Hand 22 – East/West will probably arrive in 4H, likely after East opens 1NT and West bids Stayman. The contract will make either 4 or 5 depending on whether declarer guesses the ten of hearts. The lines of starting hearts with a low heart towards the dummy (playing North for the trump ten) versus a low heart towards declarer’s hand are equally good. But declarer is likely to be in hand after the opening lead, so most will lead a heart to the dummy and guess the ten of trumps to make 5.
Hand 23 – North/South make 6C on this deal and might get there. North will open 1C in 3rd seat and West will overcall 1S. South will make a negative double and North should reverse into 2D. If North jumps to 4C to show a big club fit, the slam might be reached.

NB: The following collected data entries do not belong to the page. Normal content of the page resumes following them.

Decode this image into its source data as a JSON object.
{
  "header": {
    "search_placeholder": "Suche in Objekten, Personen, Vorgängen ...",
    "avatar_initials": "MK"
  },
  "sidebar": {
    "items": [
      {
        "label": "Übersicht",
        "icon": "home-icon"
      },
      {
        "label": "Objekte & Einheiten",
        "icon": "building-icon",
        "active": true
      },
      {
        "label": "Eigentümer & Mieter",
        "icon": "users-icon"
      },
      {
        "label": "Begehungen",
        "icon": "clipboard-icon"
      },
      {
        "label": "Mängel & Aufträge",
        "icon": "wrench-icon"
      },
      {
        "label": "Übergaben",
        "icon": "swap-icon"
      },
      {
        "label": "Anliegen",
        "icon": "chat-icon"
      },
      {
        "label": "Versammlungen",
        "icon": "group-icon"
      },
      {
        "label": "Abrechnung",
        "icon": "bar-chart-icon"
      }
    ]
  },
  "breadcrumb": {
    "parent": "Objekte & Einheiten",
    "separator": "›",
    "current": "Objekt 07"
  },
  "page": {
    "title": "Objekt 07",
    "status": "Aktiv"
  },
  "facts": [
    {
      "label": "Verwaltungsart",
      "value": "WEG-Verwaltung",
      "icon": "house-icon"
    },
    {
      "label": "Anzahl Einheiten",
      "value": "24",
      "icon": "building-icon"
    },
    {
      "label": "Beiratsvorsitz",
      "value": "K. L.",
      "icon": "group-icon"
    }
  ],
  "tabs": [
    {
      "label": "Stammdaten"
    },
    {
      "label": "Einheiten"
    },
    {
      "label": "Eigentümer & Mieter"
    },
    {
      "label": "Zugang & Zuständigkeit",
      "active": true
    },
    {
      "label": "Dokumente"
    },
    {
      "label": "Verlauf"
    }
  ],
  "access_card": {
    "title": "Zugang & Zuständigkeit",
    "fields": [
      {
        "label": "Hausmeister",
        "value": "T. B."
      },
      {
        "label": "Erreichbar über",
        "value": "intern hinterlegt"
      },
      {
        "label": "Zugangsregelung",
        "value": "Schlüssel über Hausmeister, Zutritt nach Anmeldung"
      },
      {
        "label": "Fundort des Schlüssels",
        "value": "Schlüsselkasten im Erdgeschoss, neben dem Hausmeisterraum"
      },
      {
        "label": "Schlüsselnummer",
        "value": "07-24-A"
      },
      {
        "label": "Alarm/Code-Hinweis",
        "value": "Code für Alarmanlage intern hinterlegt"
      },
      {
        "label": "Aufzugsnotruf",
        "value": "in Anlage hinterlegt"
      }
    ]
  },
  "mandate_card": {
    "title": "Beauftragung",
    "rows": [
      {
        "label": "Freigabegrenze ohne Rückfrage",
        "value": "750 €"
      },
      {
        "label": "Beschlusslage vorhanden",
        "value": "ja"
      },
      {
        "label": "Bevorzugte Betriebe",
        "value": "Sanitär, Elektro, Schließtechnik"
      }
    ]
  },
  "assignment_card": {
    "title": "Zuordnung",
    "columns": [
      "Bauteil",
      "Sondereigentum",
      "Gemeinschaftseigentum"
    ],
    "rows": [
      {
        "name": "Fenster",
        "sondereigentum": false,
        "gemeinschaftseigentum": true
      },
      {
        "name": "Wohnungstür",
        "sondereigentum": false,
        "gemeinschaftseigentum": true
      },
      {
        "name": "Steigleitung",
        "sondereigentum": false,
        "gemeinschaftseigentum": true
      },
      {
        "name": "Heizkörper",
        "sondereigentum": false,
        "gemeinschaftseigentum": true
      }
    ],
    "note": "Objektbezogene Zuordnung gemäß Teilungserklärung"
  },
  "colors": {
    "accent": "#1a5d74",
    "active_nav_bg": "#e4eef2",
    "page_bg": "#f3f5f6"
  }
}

Hand 24 – West will open 1H and two passes will precede a 1S balancing overcall by North. West can now continue with either 2H or 2D. 2D doesn’t work well in this instance, but it is normally best in the long run to get the second suit in, After West rebids 2D or 2H, South has to chose a bid. 2NT, double, and passing again are the logical choices. The paths of the possible auctions are rather diverse at this point, but if South elects to defend the matchpoint scores will tend to be higher.
Hand 25 – The contract will frequently be 3NT by West. The auction might well be 1D – 1NT – 2NT (showing 18 or 19 HCP) – 3NT. The opening lead will likely be the SJ. Declarer has 9 easy tricks by playing on clubs unless clubs break 5-1. So declarer wins the opening spade and plays clubs immediately. The 5-1 club break costs declarer a trick, but the 3-3 heart break gets the ninth trick back.
Hand 26 – The auctions will be a little different depending on East/West bidding methods. If the pair is playing invitational jump shifts at the 3-level, then 1S – 3H – 4H will be the auction. Another possibility is 1S – 1NT – 2D – 3H – 4H. Whether the contract makes or is defeated depends on the opening lead. A low diamond will let the defenders take the first three tricks and wait for a club to set the contract. But the lead of any other suit will allow declarer to play dummy’s SA and pitch a losing diamond. Aggressive opening leads are very under rated.
Hand 27 – This hand is a spade/heart fight between North/South and East/West. West will open 1D and North will overcall 1S. Thereafter auctions will diverge depending on West’s action. A negative double, a 2/1 in hearts and jumping to 4H are all possible. 4H is a great descriptive bid If the partnership plays it as natural. South should not be shutout regardless. It is important to make the bid in that establishes a fit for your side. So even if West bids 4H, South should bid 4S. Either side might compete to the 5-level, and either side might get doubled when they get there. But 11 tricks are easy in either contract, so the declaring side wins on this deal.